Judge Harrison in Draper v. Morrow commented on the uncertainty of the law in respect to the meaning of the phrase “subject to lawyer’s approval”, by stating:

“The above precedents set forth in some detail the relevant caselaw in this province (Megill-Stevenson Co. v. Woo) and further give a constructive view as to how the same caselaw is to be interpreted albeit within the Province of Alberta.  Regardless, this court has before it the opinions of two Canadian courts of appeal, Manitoba and Alberta.  Both Justice Slatter in FastTrack and Justice Huband were of the opinion that subject to lawyer’s approval provides the party so stipulating with wide protection.  Justice Huband found that such a condition meant more than a review of the wording.  Justice Slatter has built on that principle stating that unless restrictive terms are placed within the parties’ proposed agreement limiting the lawyer’s function, no such restriction can be imputed.”

And particularly with respect to the Draper case summarized the situation as follows:

·        contractual documentation establish an obligation on the part of the vendors to sell

·        corresponding obligation on the part of the purchaser to buy

·        this particular condition precedent remains mutual in nature

·        the evidence establishes that the purchaser sought and received similar protection governed by very similar wording

·        The number of visits by both vendors to their lawyer’s office is beyond dispute

·        in my opinion, the vendors required the protection they stipulated

·        they were totally on their own at the time the contract was negotiated

·        the duration of time they had available to them was very short

·        one hour to decide on a three million dollar deal

·        the Morrows exercised their assumed contractual obligations in a responsible business fashion

·        they appear to have acted in good faith

·        no one is suggesting that there is another pending offer for more money.

·        the Morrows’ lawyer’s disapproval of the offer appears to have come from instructions they gave to him

·        I feel that very little turns on how the lawyer reached his decision in this matter

·        This court cannot insert itself into the confidential sanctuary within which the Morrows were eventually able to receive the advice and direction they wanted and indeed, on the facts, required

·        This latter step was taken pursuant to the terms of the contract and in the opinion of this court, was permitted without restriction.

COMMENT

So, there you have it.
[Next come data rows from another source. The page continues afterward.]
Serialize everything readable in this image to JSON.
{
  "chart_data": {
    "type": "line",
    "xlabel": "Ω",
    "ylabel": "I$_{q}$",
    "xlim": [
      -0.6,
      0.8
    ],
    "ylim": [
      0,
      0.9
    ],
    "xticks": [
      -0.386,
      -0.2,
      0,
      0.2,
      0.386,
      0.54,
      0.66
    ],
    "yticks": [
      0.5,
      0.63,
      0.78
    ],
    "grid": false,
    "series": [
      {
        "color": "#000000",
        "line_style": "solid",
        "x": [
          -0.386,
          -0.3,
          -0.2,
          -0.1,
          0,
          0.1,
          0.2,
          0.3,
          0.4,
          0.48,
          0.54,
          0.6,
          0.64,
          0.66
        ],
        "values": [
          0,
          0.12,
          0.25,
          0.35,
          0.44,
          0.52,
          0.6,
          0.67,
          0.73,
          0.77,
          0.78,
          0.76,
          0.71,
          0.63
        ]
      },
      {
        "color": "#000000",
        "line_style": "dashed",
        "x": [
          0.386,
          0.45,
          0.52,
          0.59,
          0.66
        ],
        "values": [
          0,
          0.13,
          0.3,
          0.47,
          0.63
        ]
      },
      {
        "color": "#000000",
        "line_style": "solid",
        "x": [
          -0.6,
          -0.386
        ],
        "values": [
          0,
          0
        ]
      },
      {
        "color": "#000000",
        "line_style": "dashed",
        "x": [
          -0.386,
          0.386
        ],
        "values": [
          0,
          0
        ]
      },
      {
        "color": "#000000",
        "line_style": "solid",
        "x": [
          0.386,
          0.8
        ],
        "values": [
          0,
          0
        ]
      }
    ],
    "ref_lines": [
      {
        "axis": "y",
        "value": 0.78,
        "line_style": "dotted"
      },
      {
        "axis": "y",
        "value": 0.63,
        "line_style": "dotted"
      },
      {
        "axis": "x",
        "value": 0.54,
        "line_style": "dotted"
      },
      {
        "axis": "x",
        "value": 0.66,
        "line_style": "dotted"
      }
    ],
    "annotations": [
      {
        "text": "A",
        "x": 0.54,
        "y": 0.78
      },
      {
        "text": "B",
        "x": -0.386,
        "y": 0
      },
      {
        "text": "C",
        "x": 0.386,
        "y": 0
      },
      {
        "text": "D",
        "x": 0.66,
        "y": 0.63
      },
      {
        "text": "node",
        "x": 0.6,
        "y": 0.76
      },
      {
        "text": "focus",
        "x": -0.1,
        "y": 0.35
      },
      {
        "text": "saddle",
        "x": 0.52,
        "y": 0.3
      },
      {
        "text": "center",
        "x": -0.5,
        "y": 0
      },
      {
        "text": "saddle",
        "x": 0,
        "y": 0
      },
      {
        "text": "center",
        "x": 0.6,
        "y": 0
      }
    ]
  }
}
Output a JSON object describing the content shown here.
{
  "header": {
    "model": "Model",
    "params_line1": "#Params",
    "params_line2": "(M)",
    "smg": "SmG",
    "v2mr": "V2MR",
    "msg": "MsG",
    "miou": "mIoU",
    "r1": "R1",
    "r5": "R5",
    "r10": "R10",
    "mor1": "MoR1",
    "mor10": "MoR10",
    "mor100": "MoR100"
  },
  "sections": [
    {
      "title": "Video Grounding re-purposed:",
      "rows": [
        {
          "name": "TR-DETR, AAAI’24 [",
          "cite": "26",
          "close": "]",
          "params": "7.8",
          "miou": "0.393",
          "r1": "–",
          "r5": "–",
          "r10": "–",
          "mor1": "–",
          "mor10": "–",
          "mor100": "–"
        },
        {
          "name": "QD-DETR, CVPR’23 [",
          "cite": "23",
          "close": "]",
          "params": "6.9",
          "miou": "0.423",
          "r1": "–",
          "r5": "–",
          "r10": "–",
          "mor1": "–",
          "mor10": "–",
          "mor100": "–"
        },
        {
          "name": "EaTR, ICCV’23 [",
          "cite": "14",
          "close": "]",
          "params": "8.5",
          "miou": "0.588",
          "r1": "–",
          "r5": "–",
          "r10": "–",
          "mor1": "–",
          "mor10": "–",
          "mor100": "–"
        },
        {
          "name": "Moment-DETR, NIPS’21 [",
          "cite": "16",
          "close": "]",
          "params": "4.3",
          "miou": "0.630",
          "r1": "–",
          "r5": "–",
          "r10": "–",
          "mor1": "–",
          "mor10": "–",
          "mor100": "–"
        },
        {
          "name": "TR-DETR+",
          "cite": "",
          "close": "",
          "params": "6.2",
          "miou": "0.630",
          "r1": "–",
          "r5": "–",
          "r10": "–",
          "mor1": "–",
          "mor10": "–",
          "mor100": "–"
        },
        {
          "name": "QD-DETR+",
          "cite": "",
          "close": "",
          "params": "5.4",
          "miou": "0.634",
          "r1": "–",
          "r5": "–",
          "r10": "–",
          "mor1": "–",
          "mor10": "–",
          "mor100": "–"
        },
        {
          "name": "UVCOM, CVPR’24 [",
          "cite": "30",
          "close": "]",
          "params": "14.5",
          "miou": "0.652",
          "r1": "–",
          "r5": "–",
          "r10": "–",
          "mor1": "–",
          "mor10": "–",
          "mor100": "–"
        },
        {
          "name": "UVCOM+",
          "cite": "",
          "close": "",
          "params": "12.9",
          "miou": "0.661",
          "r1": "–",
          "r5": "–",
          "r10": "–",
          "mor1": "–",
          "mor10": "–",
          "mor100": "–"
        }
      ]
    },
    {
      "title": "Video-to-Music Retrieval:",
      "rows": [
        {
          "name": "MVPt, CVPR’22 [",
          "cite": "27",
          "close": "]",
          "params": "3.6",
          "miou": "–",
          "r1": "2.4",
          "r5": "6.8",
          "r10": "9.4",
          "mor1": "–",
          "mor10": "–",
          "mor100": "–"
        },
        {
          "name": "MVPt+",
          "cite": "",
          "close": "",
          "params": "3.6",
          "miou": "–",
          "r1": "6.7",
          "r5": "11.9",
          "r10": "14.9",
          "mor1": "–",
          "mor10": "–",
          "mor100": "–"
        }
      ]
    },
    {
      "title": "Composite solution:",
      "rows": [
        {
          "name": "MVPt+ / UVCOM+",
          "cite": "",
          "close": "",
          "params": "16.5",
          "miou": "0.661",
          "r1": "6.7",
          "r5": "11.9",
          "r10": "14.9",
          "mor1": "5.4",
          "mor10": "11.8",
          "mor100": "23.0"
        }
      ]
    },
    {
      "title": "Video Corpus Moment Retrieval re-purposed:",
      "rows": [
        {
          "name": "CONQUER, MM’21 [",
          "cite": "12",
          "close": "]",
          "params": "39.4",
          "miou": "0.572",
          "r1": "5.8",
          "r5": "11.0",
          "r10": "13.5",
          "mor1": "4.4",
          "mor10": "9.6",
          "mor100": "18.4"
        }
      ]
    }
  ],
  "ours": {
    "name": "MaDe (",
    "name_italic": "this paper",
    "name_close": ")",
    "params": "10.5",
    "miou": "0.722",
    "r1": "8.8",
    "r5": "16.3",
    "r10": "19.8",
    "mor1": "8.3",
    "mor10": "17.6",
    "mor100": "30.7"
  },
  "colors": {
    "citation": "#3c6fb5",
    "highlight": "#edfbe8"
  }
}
If we were in New Zealand, such a clause just means the “legal terms”, but in both Alberta and Manitoba, there are important decisions stating that on the plain meaning of the words “subject to lawyer’s approval”, that this means “business terms” as well.

Naturally, the standard form clauses could be amended to make this clear one way or the other.

In the meantime, however, in my view, the Ontario courts are more likely to follow Justice Slatter’s view that the “business terms” are to be reviewed by the lawyer.

You will also remember the statement from Justice Slatter:

“The whole point of the clause is that the lawyer will give the client advice, not the other way around.”

This would fall within the purview of the Supreme Court of Canada’s decision on “good faith” set out in Bhasin v. Hrynew (13 November 2014).

Consequently, the client cannot arrive at the lawyer’s doorstep with a reason to have the lawyer not approve. The lawyer must have a reason, whether it be legal terms or business terms for “not approving”. This is a professional responsibility and it must be exercised professionally, honourably, ethically and in good faith.